Because Obama’s job approval numbers have climbed and his popularity within his party remains high, Democrats point to the president as an asset to the party’s nominee, despite criticisms of his leadership voiced by Republicans and many independents over nearly eight years.
They also noted in interviews that history is replete with shaky alliances between lame duck presidents and nominees seeking to strike out on their own. Bill Clinton complained to Al Gore after the 2000 election that the vice president erred in not championing the administration’s record, even if Gore’s aim was to distance himself from Clinton personally.
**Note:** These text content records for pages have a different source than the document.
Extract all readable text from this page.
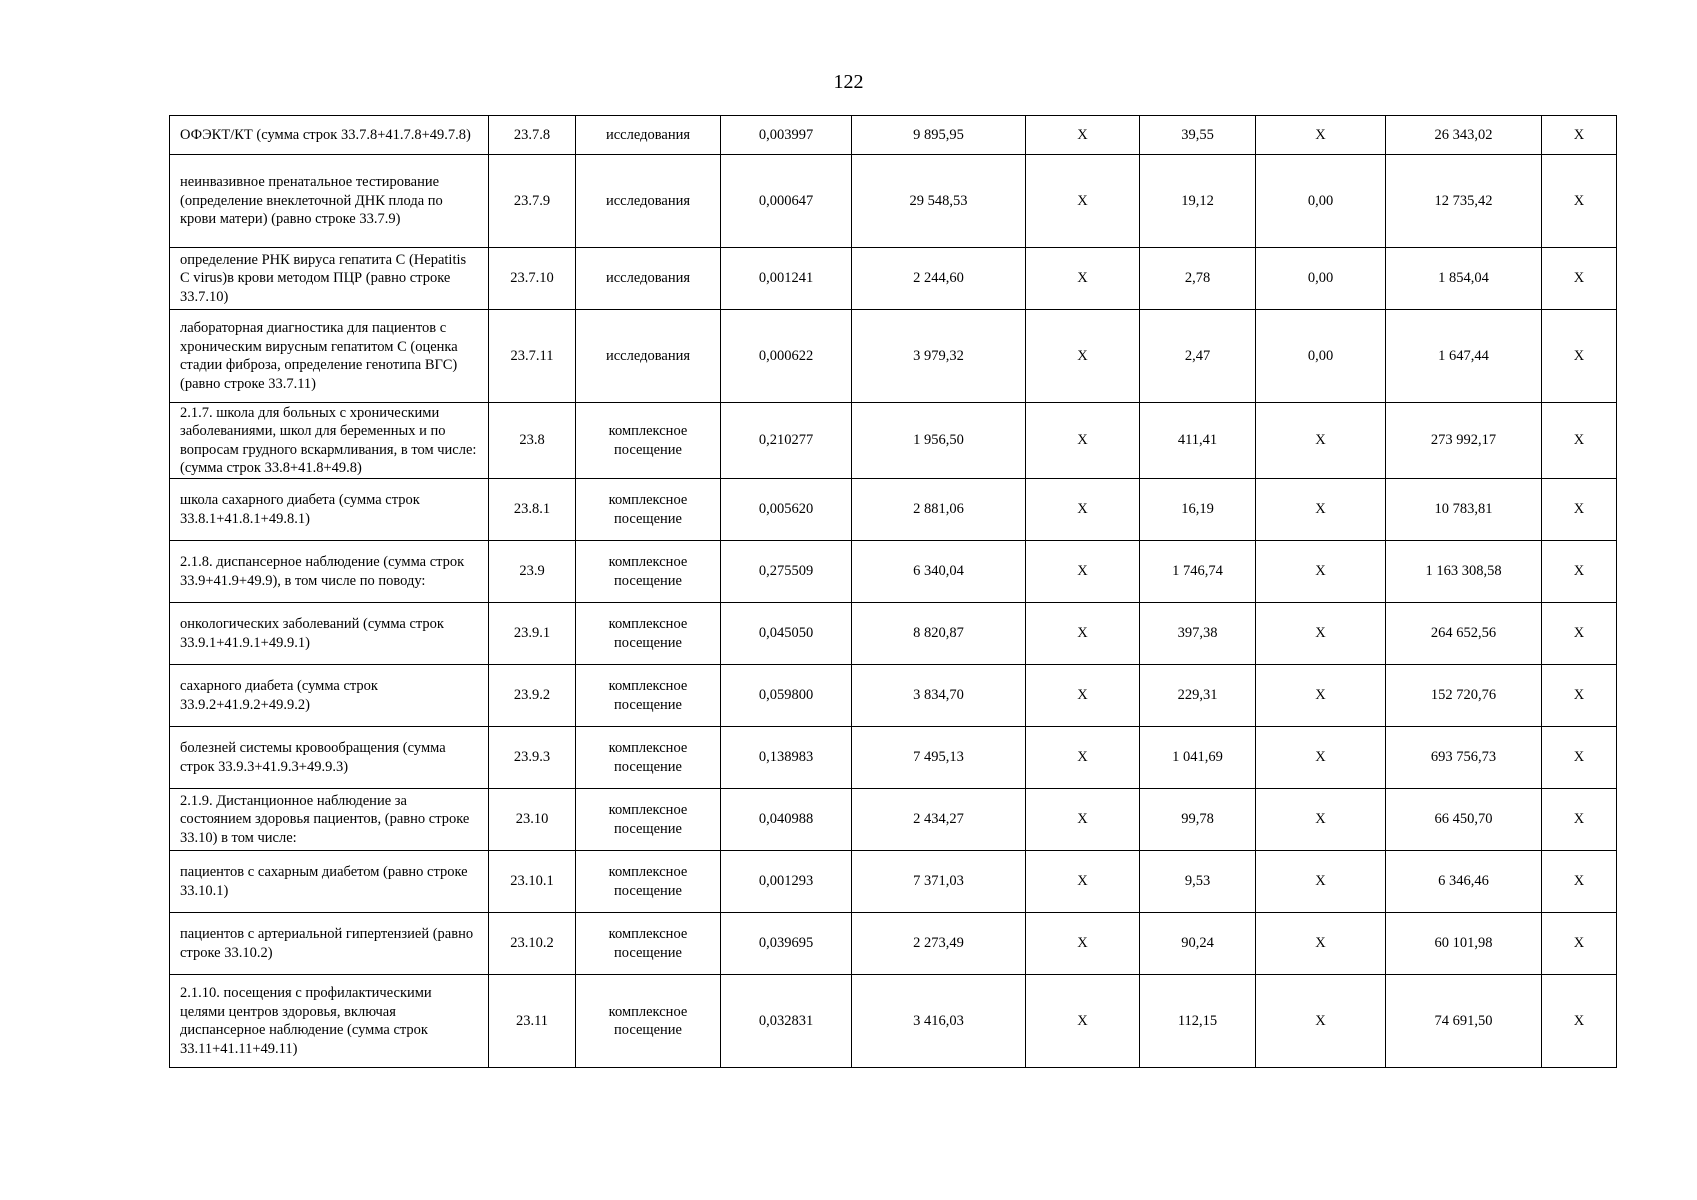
122
ОФЭКТ/КТ (сумма строк 33.7.8+41.7.8+49.7.8)	23.7.8	исследования	0,003997	9 895,95	X	39,55	X	26 343,02	X
неинвазивное пренатальное тестирование (определение внеклеточной ДНК плода по крови матери) (равно строке 33.7.9)	23.7.9	исследования	0,000647	29 548,53	X	19,12	0,00	12 735,42	X
определение РНК вируса гепатита C (Hepatitis C virus)в крови методом ПЦР (равно строке 33.7.10)	23.7.10	исследования	0,001241	2 244,60	X	2,78	0,00	1 854,04	X
лабораторная диагностика для пациентов с хроническим вирусным гепатитом С (оценка стадии фиброза, определение генотипа ВГС) (равно строке 33.7.11)	23.7.11	исследования	0,000622	3 979,32	X	2,47	0,00	1 647,44	X
2.1.7. школа для больных с хроническими заболеваниями, школ для беременных и по вопросам грудного вскармливания, в том числе: (сумма строк 33.8+41.8+49.8)	23.8	комплексное посещение	0,210277	1 956,50	X	411,41	X	273 992,17	X
школа сахарного диабета (сумма строк 33.8.1+41.8.1+49.8.1)	23.8.1	комплексное посещение	0,005620	2 881,06	X	16,19	X	10 783,81	X
2.1.8. диспансерное наблюдение (сумма строк 33.9+41.9+49.9), в том числе по поводу:	23.9	комплексное посещение	0,275509	6 340,04	X	1 746,74	X	1 163 308,58	X
онкологических заболеваний (сумма строк 33.9.1+41.9.1+49.9.1)	23.9.1	комплексное посещение	0,045050	8 820,87	X	397,38	X	264 652,56	X
сахарного диабета (сумма строк 33.9.2+41.9.2+49.9.2)	23.9.2	комплексное посещение	0,059800	3 834,70	X	229,31	X	152 720,76	X
болезней системы кровообращения (сумма строк 33.9.3+41.9.3+49.9.3)	23.9.3	комплексное посещение	0,138983	7 495,13	X	1 041,69	X	693 756,73	X
2.1.9. Дистанционное наблюдение за состоянием здоровья пациентов, (равно строке 33.10) в том числе:	23.10	комплексное посещение	0,040988	2 434,27	X	99,78	X	66 450,70	X
пациентов с сахарным диабетом (равно строке 33.10.1)	23.10.1	комплексное посещение	0,001293	7 371,03	X	9,53	X	6 346,46	X
пациентов с артериальной гипертензией (равно строке 33.10.2)	23.10.2	комплексное посещение	0,039695	2 273,49	X	90,24	X	60 101,98	X
2.1.10. посещения с профилактическими целями центров здоровья, включая диспансерное наблюдение (сумма строк 33.11+41.11+49.11)	23.11	комплексное посещение	0,032831	3 416,03	X	112,15	X	74 691,50	X
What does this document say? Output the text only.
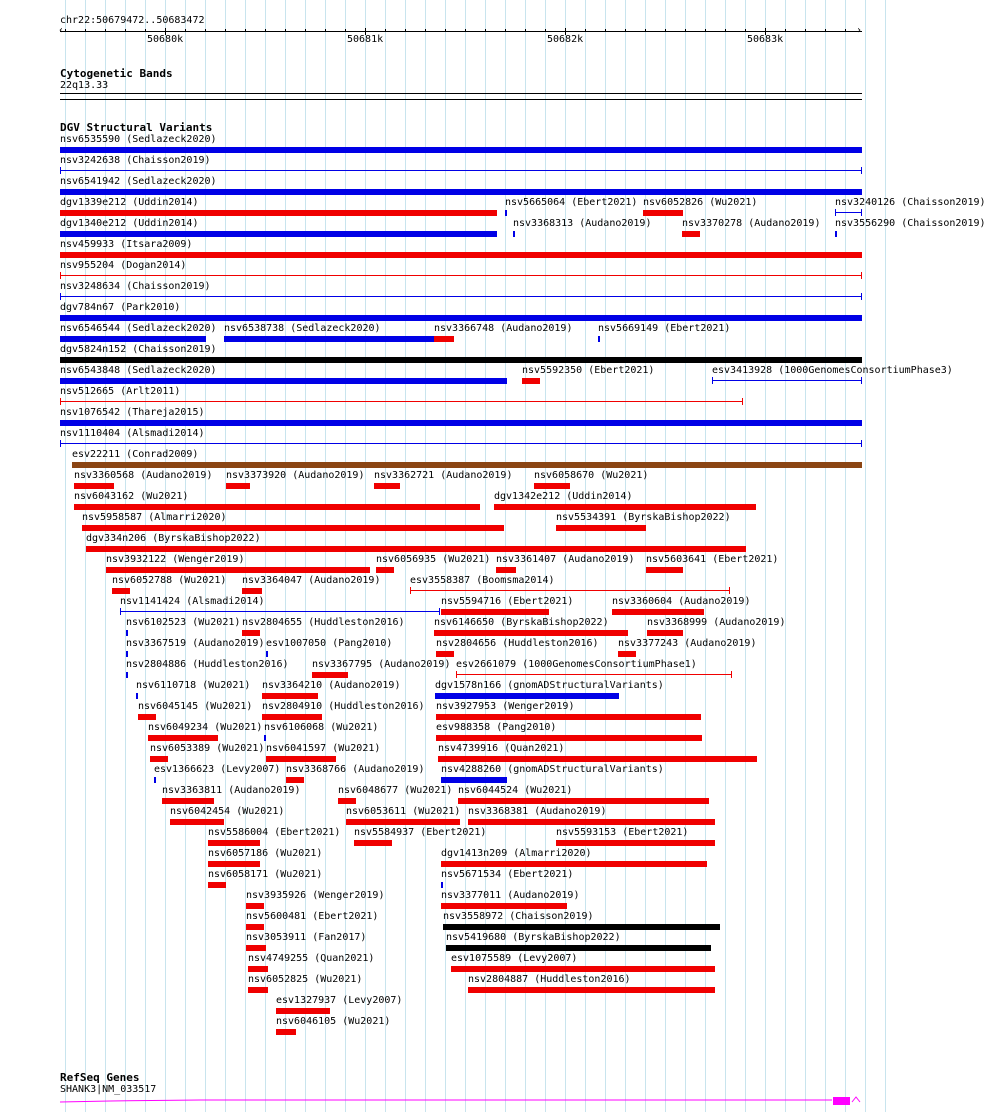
chr22:50679472..50683472
‹	›
50680k	50681k	50682k	50683k
Cytogenetic Bands
22q13.33
DGV Structural Variants
nsv6535590 (Sedlazeck2020)
nsv3242638 (Chaisson2019)
nsv6541942 (Sedlazeck2020)
dgv1339e212 (Uddin2014)	nsv5665064 (Ebert2021) nsv6052826 (Wu2021)	nsv3240126 (Chaisson2019)
dgv1340e212 (Uddin2014)	nsv3368313 (Audano2019)	nsv3370278 (Audano2019) nsv3556290 (Chaisson2019)
nsv459933 (Itsara2009)
nsv955204 (Dogan2014)
nsv3248634 (Chaisson2019)
dgv784n67 (Park2010)
nsv6546544 (Sedlazeck2020) nsv6538738 (Sedlazeck2020)	nsv3366748 (Audano2019)	nsv5669149 (Ebert2021)
dgv5824n152 (Chaisson2019)
nsv6543848 (Sedlazeck2020)	nsv5592350 (Ebert2021)	esv3413928 (1000GenomesConsortiumPhase3)
nsv512665 (Arlt2011)
nsv1076542 (Thareja2015)
nsv1110404 (Alsmadi2014)
esv22211 (Conrad2009)
nsv3360568 (Audano2019) nsv3373920 (Audano2019) nsv3362721 (Audano2019) nsv6058670 (Wu2021)
nsv6043162 (Wu2021)	dgv1342e212 (Uddin2014)
nsv5958587 (Almarri2020)	nsv5534391 (ByrskaBishop2022)
dgv334n206 (ByrskaBishop2022)
nsv3932122 (Wenger2019)	nsv6056935 (Wu2021) nsv3361407 (Audano2019) nsv5603641 (Ebert2021)
nsv6052788 (Wu2021) nsv3364047 (Audano2019)	esv3558387 (Boomsma2014)
nsv1141424 (Alsmadi2014)	nsv5594716 (Ebert2021)	nsv3360604 (Audano2019)
nsv6102523 (Wu2021) nsv2804655 (Huddleston2016)	nsv6146650 (ByrskaBishop2022)	nsv3368999 (Audano2019)
nsv3367519 (Audano2019) esv1007050 (Pang2010)	nsv2804656 (Huddleston2016) nsv3377243 (Audano2019)
nsv2804886 (Huddleston2016) nsv3367795 (Audano2019) esv2661079 (1000GenomesConsortiumPhase1)
nsv6110718 (Wu2021) nsv3364210 (Audano2019)	dgv1578n166 (gnomADStructuralVariants)
nsv6045145 (Wu2021) nsv2804910 (Huddleston2016) nsv3927953 (Wenger2019)
nsv6049234 (Wu2021) nsv6106068 (Wu2021)	esv988358 (Pang2010)
nsv6053389 (Wu2021) nsv6041597 (Wu2021)	nsv4739916 (Quan2021)
esv1366623 (Levy2007) nsv3368766 (Audano2019) nsv4288260 (gnomADStructuralVariants)
nsv3363811 (Audano2019)	nsv6048677 (Wu2021) nsv6044524 (Wu2021)
nsv6042454 (Wu2021)	nsv6053611 (Wu2021) nsv3368381 (Audano2019)
nsv5586004 (Ebert2021) nsv5584937 (Ebert2021)	nsv5593153 (Ebert2021)
nsv6057186 (Wu2021)	dgv1413n209 (Almarri2020)
nsv6058171 (Wu2021)	nsv5671534 (Ebert2021)
nsv3935926 (Wenger2019)	nsv3377011 (Audano2019)
nsv5600481 (Ebert2021)	nsv3558972 (Chaisson2019)
nsv3053911 (Fan2017)	nsv5419680 (ByrskaBishop2022)
nsv4749255 (Quan2021)	esv1075589 (Levy2007)
nsv6052825 (Wu2021)	nsv2804887 (Huddleston2016)
esv1327937 (Levy2007)
nsv6046105 (Wu2021)
RefSeq Genes
SHANK3|NM_033517
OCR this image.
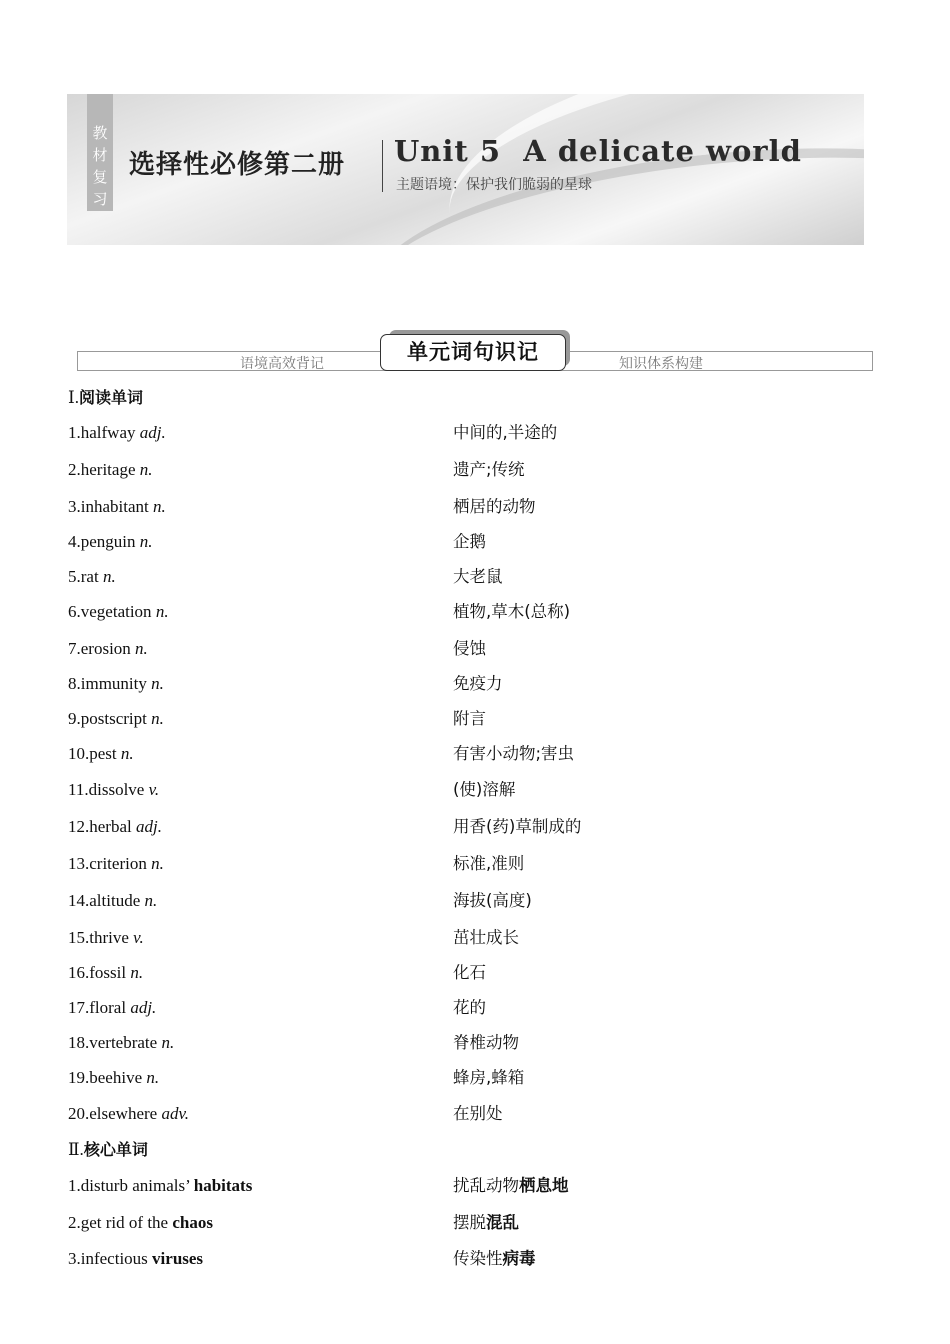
教
材
复
习
选择性必修第二册 Unit 5  A delicate world
主题语境：保护我们脆弱的星球
语境高效背记	知识体系构建
单元词句识记
Ⅰ.阅读单词
1.halfway adj.	中间的,半途的
2.heritage n.	遗产;传统
3.inhabitant n.	栖居的动物
4.penguin n.	企鹅
5.rat n.	大老鼠
6.vegetation n.	植物,草木(总称)
7.erosion n.	侵蚀
8.immunity n.	免疫力
9.postscript n.	附言
10.pest n.	有害小动物;害虫
11.dissolve v.	(使)溶解
12.herbal adj.	用香(药)草制成的
13.criterion n.	标准,准则
14.altitude n.	海拔(高度)
15.thrive v.	茁壮成长
16.fossil n.	化石
17.floral adj.	花的
18.vertebrate n.	脊椎动物
19.beehive n.	蜂房,蜂箱
20.elsewhere adv.	在别处
Ⅱ.核心单词
1.disturb animals’ habitats	扰乱动物栖息地
2.get rid of the chaos	摆脱混乱
3.infectious viruses	传染性病毒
“I was much more upset about your message,” Clinton told Gore, according to an account he recalled in conversations with historian and author Taylor Branch.
George W. Bush expressed similar frustration that John McCain was allergic to White House assistance in 2008, acknowledging that the Arizona Republican was worried about Bush’s low poll ratings.
“I thought it looked defensive for John to distance himself from me. I was confident I could have helped him make his case,” Bush wrote in his memoir, “Decision Points.” “I was disappointed I couldn’t do more to help him.”
Having lost to Obama once, Clinton entered the 2016 race determined to learn from the victor’s successes in 2008 and 2012, and she has hugged the president while following her party in its leftward tilt.
While courting Democratic donors, or dissecting the presidential race during interviews, Obama and Clinton largely echo the other in hailing government as an effective tool to repair societal problems, defend Americans’ rights, and prepare for the future.
The president, who built winning coalitions twice and says he is worried about Democratic voter complacency this time around, says he is confident Clinton would preserve the lion’s share of his agenda, and he says he admires his former secretary of state as “wicked smart” and “tough.”
“I think that what Hillary presents is a recognition that translating values into governance and delivering the goods is ultimately the job of politics, making a real-life difference to people in their day-to-day lives,” he told Politico in January while comparing Clinton to Sanders. “Hillary is really idealistic and progressive,” he hastened to add.